# Predicting high-potential FIFA players using individual performance data
Merete Lutz, Jake Barnabe, Simon Frew, Waleed Mahmood

DSCI 522, Group 17

In [None]:
import pandas as pd
from myst_nb import glue

model_cross_val_scores_df = pd.read_csv("../results/tables/model_cross_val_scores.csv", index_col=0)
model_cross_val_scores_df.set_index(model_cross_val_scores_df.columns[0])
glue("model_cross_val_scores_df", model_cross_val_scores_df, display=False)

hyperparameter_rankings_df = pd.read_csv("../results/tables/hyperparameter_rankings.csv", index_col=0).round(3)
hyperparameter_rankings_df.index.names = ['Rank test score']
hyperparameter_rankings_df.rename(columns = {
    'mean_test_score': 'Mean test score:',
    'mean_train_score': 'Mean train score:',
    'param_svc__C': 'Value of C:',
    'param_svc__gamma': 'Value of gamma:',
    'mean_fit_time': 'Mean fit time:'
}, inplace=True)
glue("hyperparameter_rankings_df", hyperparameter_rankings_df, display=False)

hyperparameter_best_test_score = hyperparameter_rankings_df.iloc[0,0]
glue("hyperparameter_best_test_score", hyperparameter_best_test_score, display=False)

best_c = hyperparameter_rankings_df.iloc[0, 2]
glue("best_c", best_c, display=False)
best_gamma = hyperparameter_rankings_df.iloc[0, 3]
glue("best_gamma", best_gamma, display=False)

test_score_df = pd.read_csv("../results/tables/test_score.csv", index_col=0).T.round(3)
glue("test_score_df", test_score_df, display=False)

test_score = test_score_df.iloc[0,0]
glue("test_score", test_score, display=False)


## Summary

We attempt to construct a classification model using an RBF SVM classifier algorithm which uses FIFA22 player attribute ratings to classify players' potential with target classes "Low", "Medium", "Good", and "Great". The classes are split on the quartiles of the distribution of the FIFA22 potential ratings.

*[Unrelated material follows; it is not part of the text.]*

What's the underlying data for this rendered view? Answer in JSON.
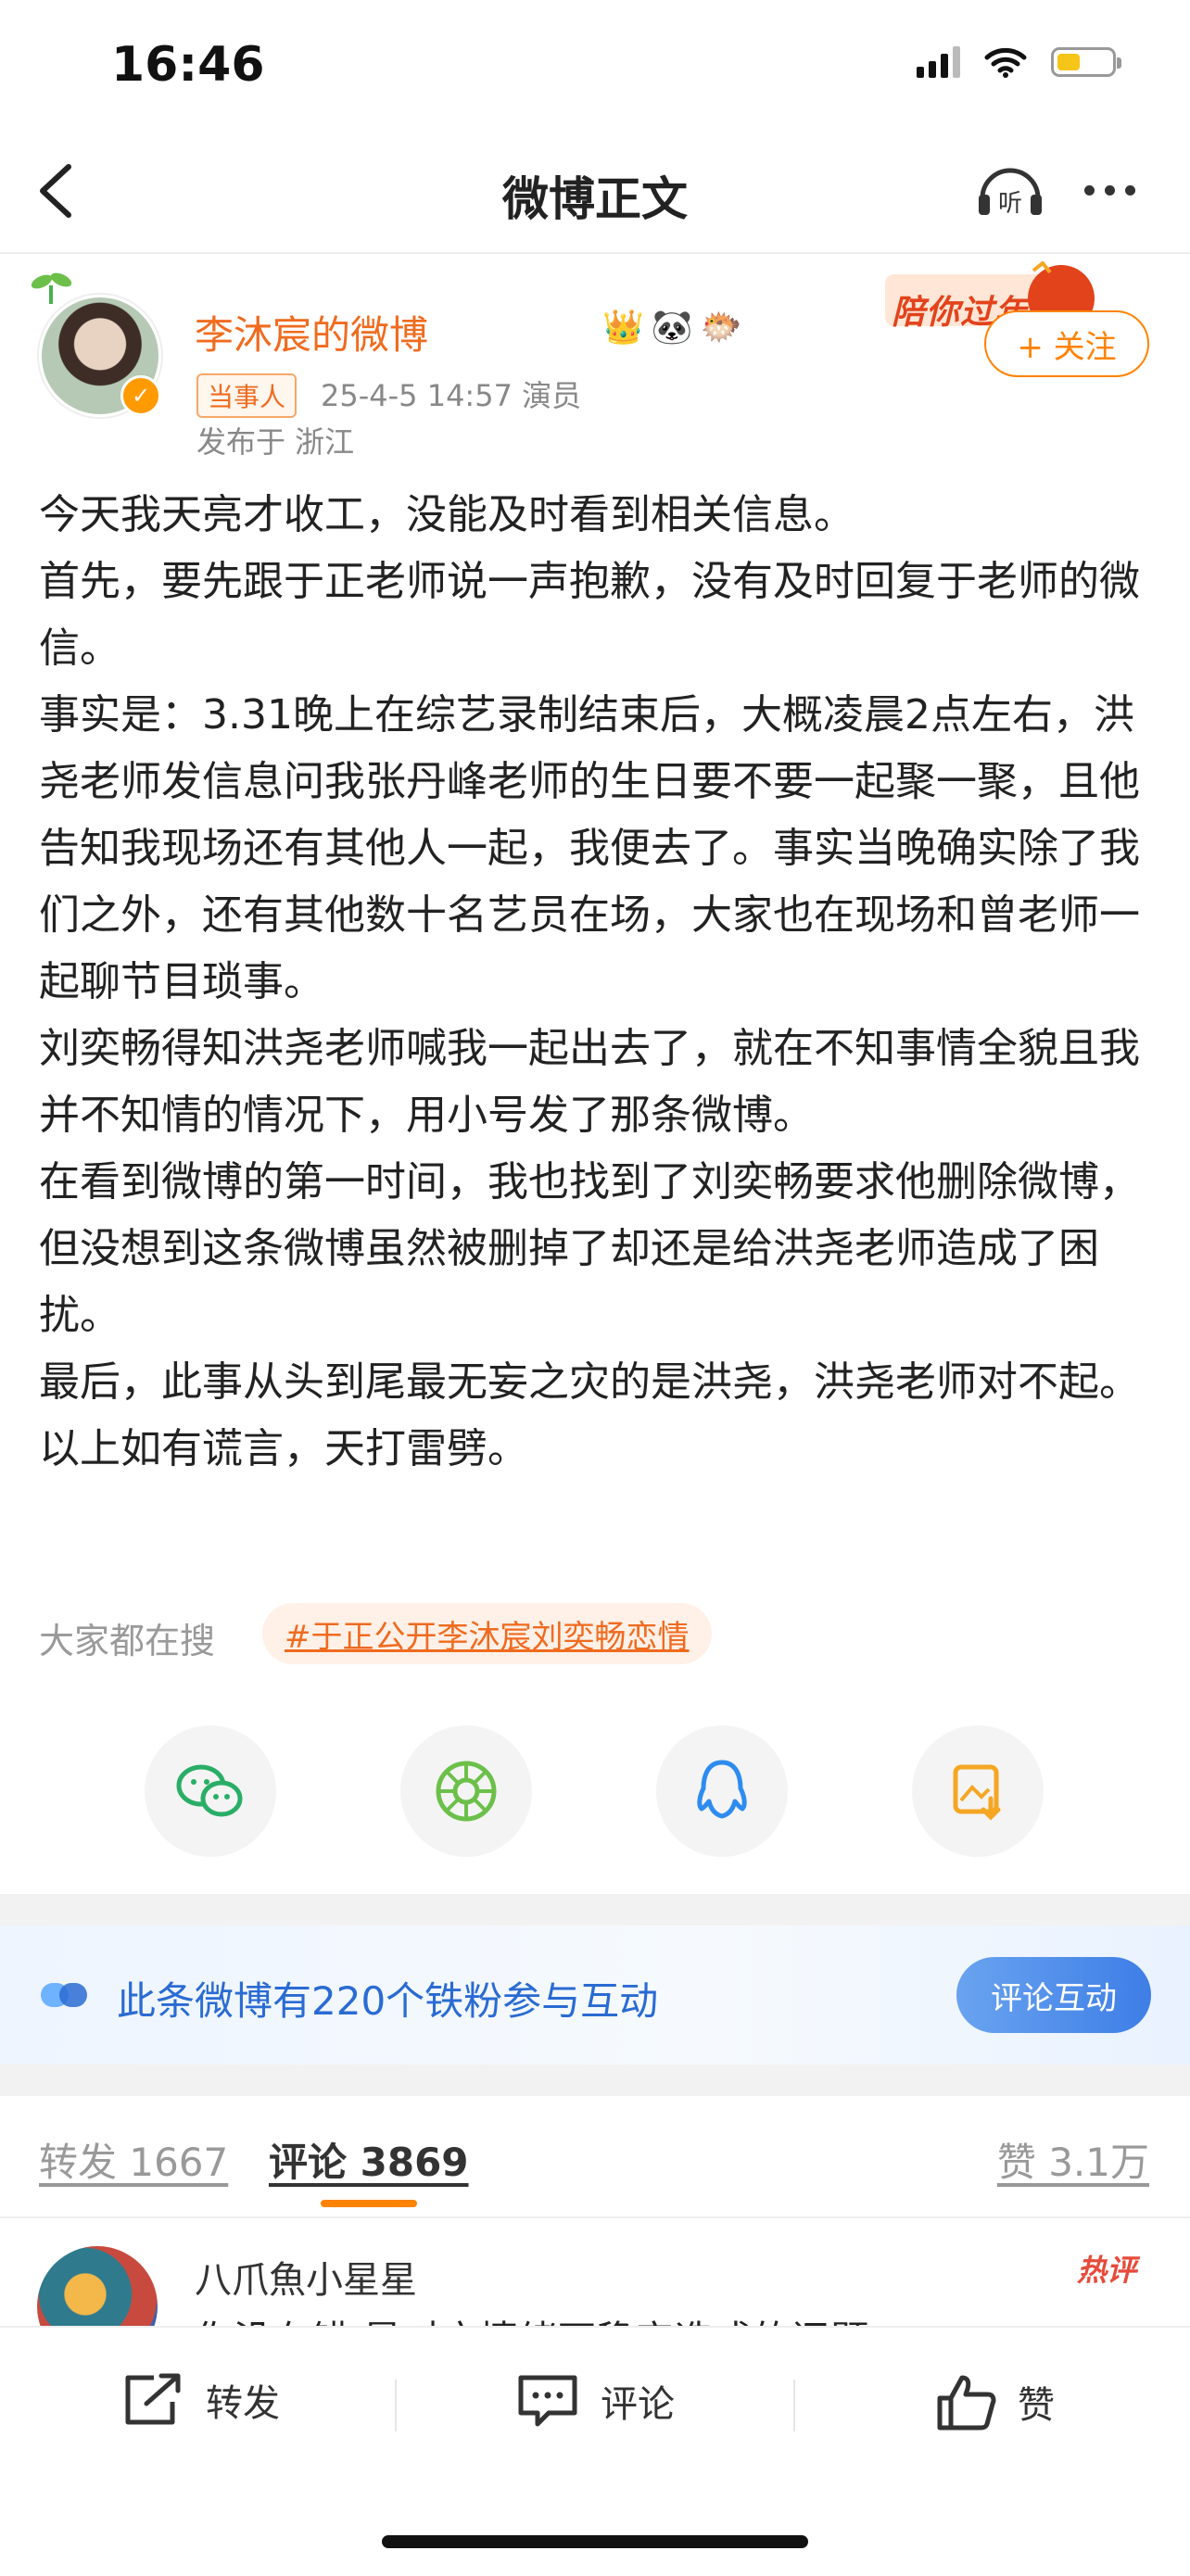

Our model performed reasonably well on the test data with an accuracy score of {glue:text}`test_score:.3f`, with hyperparamters C: {glue:text}`best_c:.1f` & Gamma: {glue:text}`best_gamma:.3f`. However, we believe there is still significant room for improvement before the model is ready to be utilized by soccer clubs and coaching staffs to predict the potential of players on the field instead of on the screen. 

## Introduction

One of the most challenging jobs for sports coaches is deciding which players will make a positive addition to the team {cite}`how_to_evaluate_soccer_players`. A key step in evaluating which players to add to a team is predicting how their skill level will change over time. We can think of this in terms of their potential. FIFA22 by EA sports is the world's leading soccer video game. For each year's release, they rate players' skill levels in various aspects of the game such as shooting, passing, defending, etc. and give each player an overall rating as well as a rating of each player's potential. 

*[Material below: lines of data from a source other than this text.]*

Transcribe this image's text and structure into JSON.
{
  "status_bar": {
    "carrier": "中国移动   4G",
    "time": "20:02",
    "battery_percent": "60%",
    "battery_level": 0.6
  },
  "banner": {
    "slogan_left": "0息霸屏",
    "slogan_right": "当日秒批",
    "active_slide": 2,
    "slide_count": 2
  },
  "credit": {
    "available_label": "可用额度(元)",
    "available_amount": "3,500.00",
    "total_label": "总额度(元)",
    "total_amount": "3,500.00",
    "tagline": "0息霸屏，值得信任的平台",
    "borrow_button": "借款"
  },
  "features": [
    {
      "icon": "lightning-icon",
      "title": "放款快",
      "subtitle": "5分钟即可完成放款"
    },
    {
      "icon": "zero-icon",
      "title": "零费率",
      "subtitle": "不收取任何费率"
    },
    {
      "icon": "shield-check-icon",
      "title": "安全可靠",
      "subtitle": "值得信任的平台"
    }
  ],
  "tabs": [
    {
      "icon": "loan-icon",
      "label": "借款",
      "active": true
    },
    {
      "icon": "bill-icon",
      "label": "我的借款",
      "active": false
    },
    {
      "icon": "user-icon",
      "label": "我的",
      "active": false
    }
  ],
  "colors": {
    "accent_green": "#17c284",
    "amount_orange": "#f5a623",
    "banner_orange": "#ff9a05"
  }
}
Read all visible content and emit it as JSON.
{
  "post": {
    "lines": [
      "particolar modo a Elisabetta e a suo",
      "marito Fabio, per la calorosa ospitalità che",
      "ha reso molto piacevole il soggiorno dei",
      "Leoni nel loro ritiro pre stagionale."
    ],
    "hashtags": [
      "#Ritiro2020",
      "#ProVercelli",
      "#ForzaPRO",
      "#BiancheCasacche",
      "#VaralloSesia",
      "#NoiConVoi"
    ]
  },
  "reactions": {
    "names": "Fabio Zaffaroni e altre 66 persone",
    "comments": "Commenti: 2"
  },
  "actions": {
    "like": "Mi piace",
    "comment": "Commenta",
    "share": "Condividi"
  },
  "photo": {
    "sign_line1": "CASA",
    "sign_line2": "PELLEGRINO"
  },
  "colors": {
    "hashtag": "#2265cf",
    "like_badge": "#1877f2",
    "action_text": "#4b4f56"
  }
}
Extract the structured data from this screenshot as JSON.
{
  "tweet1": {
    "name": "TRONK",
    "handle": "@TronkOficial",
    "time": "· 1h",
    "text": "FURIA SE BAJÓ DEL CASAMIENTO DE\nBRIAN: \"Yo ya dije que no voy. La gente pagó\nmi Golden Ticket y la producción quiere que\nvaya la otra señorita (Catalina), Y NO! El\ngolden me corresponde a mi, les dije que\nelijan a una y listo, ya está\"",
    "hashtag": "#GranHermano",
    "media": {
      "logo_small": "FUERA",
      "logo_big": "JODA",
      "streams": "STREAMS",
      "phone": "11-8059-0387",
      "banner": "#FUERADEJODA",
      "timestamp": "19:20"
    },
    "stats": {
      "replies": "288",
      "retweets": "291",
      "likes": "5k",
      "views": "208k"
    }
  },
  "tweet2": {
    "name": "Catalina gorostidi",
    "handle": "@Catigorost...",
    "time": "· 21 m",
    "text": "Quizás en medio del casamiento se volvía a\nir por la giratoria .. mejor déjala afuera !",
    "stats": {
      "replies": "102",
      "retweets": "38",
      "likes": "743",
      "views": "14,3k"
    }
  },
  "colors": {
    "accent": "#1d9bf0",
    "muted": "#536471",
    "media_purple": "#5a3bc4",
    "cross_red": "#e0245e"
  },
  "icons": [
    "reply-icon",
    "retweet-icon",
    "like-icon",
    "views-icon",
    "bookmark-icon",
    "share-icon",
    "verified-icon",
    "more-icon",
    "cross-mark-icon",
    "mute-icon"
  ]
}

Here we ask if we can use a machine learning model to classify players by their potential given their attribute ratings. We have binned the continuous potential variable into four classes for the purpose of evaluating player talent as "Low", "Medium", "Good", and "Great". Answering this question is important as developing a model that can accurately predict the potential of players on FIFA22 could then be applied to the evaluation of soccer players in real life and be employed by coaches and scouts to help soccer clubs make good decisions on which players to add to the team and which to let go. 

## Methods
### Data
The data used in this analysis are from the video game FIFA22 by EA Sports. The data were downloaded with authentication from [Kaggle](https://www.kaggle.com/datasets/stefanoleone992/fifa-22-complete-player-dataset) and without authentication from [Sports-Statistics.com](https://sports-statistics.com/sports-data/fifa-2022-dataset-csvs/). Within documentation, these were were scraped from a publicly available website (https://sofifa.com/) with a permissive `robots.txt`. 

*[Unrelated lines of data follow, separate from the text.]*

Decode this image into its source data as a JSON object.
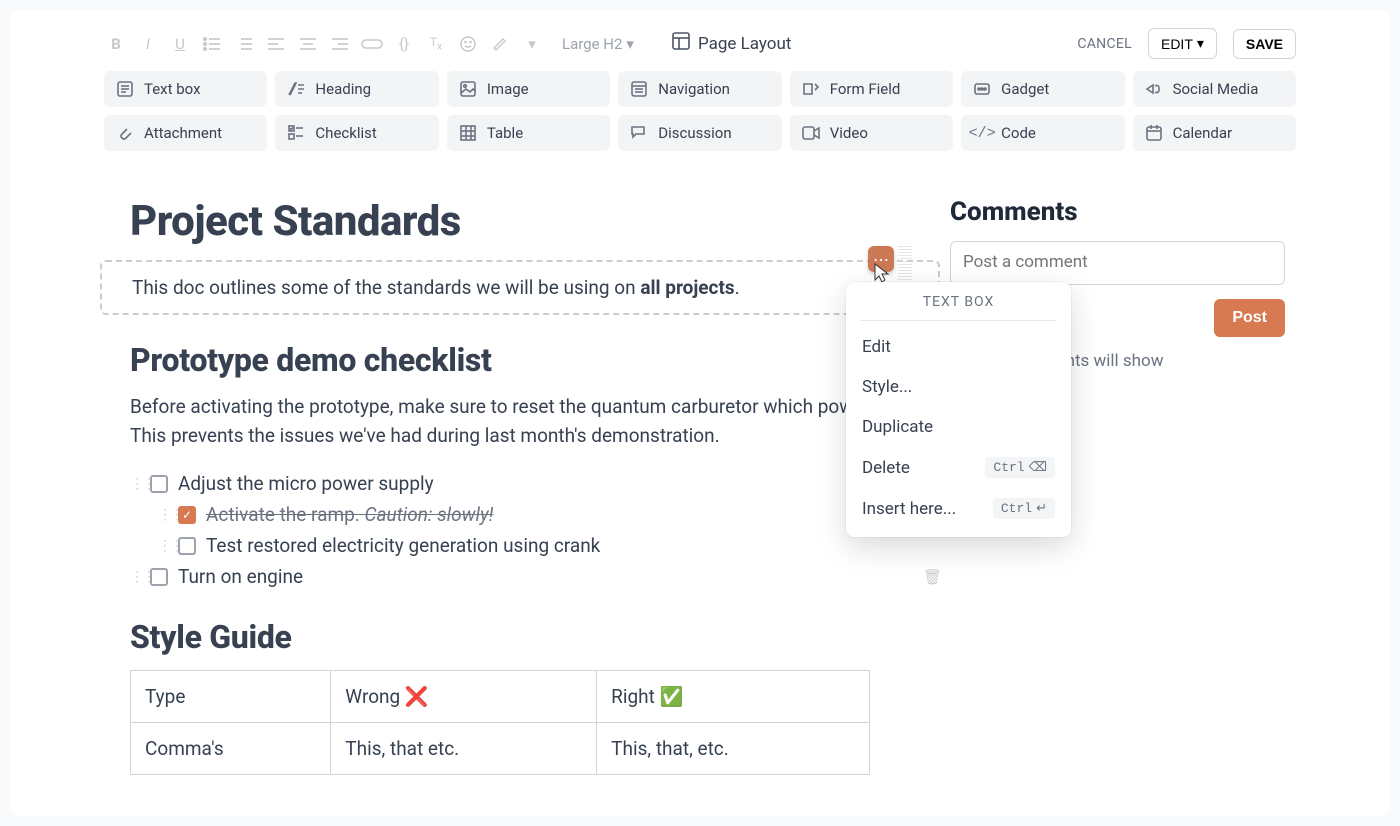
{
  "toolbar": {
    "style_dropdown": "Large H2",
    "page_layout": "Page Layout",
    "cancel": "CANCEL",
    "edit": "EDIT",
    "save": "SAVE"
  },
  "insert_items": [
    {
      "icon": "text",
      "label": "Text box"
    },
    {
      "icon": "heading",
      "label": "Heading"
    },
    {
      "icon": "image",
      "label": "Image"
    },
    {
      "icon": "nav",
      "label": "Navigation"
    },
    {
      "icon": "form",
      "label": "Form Field"
    },
    {
      "icon": "gadget",
      "label": "Gadget"
    },
    {
      "icon": "social",
      "label": "Social Media"
    },
    {
      "icon": "attach",
      "label": "Attachment"
    },
    {
      "icon": "checklist",
      "label": "Checklist"
    },
    {
      "icon": "table",
      "label": "Table"
    },
    {
      "icon": "discussion",
      "label": "Discussion"
    },
    {
      "icon": "video",
      "label": "Video"
    },
    {
      "icon": "code",
      "label": "Code"
    },
    {
      "icon": "calendar",
      "label": "Calendar"
    }
  ],
  "doc": {
    "title": "Project Standards",
    "intro_prefix": "This doc outlines some of the standards we will be using on ",
    "intro_bold": "all projects",
    "intro_suffix": ".",
    "section_checklist": "Prototype demo checklist",
    "checklist_para": "Before activating the prototype, make sure to reset the quantum carburetor which powe\nThis prevents the issues we've had during last month's demonstration.",
    "checklist": [
      {
        "indent": 0,
        "checked": false,
        "text": "Adjust the micro power supply"
      },
      {
        "indent": 1,
        "checked": true,
        "text": "Activate the ramp. ",
        "caution": "Caution: slowly!"
      },
      {
        "indent": 1,
        "checked": false,
        "text": "Test restored electricity generation using crank"
      },
      {
        "indent": 0,
        "checked": false,
        "text": "Turn on engine",
        "trash": true
      }
    ],
    "section_style": "Style Guide",
    "table": {
      "headers": [
        "Type",
        "Wrong ❌",
        "Right ✅"
      ],
      "rows": [
        [
          "Comma's",
          "This, that etc.",
          "This, that, etc."
        ]
      ]
    }
  },
  "comments": {
    "title": "Comments",
    "placeholder": "Post a comment",
    "post": "Post",
    "hint_suffix": "e page, comments will show"
  },
  "context_menu": {
    "title": "TEXT BOX",
    "items": [
      {
        "label": "Edit"
      },
      {
        "label": "Style..."
      },
      {
        "label": "Duplicate"
      },
      {
        "label": "Delete",
        "kbd": "Ctrl",
        "kbdglyph": "⌫"
      },
      {
        "label": "Insert here...",
        "kbd": "Ctrl",
        "kbdglyph": "↵"
      }
    ]
  }
}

Each row of the dataset corresponds to a single player, and contains biometric information, ratings for various skills, like shooting accuracy, passing, dribbling, and player wages and market value. 

### Analysis
The Radial Basis Function (RBF) Support Vector Machine (SVM) RBF SVM model was used to build a classification model to predict whether a player has high potential or not (found in the potential column of the data set). The variables included in our model were selected from the list of different player statistics that are part of the dataset, including the statistics on their `speed`, `dribbling`, `shooting` etc. These are the variables that were used as features to fit the model. The hyperparameters `gamma` and `C` were chosen through the use of the automated optimization method from `scikit-learn` called `RandomizedSearchCV`. The Python programming language {cite}`van2009introduction` was used and the following Python packages were used to perform the analysis: Numpy {cite}`harris2020array`, Pandas {cite}`mckinney2010data`, altair {cite}`vanderplas2018altair`, SkLearn {cite}`pedregosa2011scikit` and SciPy {cite}`virtanen2020scipy`. The code used to perform the analysis and create this report can be found here: <https://github.com/UBC-MDS/2023_dsci522-group17/>.

## Results and Discussion
To look at whether each of the predictors might be useful to predict the class of the target variable `potential`, we plotted the distributions of each predictor from the training data set and coloured the distribution by class (Low: blue, medium: orange, Good: red, Great: green). These distributions are drawn up after we have scaled all of the features in the training dataset. In doing this, we can see that most of the distributions, for the features we have filtered to keep, have overlap but their spreads and centers are different, except for `height_cm` and `weight_kg` - which overlap almost completely across the different classes of `potential` - and `value_eur` - which has no distribution for classes other than `great` for `potential`. We chose to not omit these features from our model as they could still prove informative through interactions.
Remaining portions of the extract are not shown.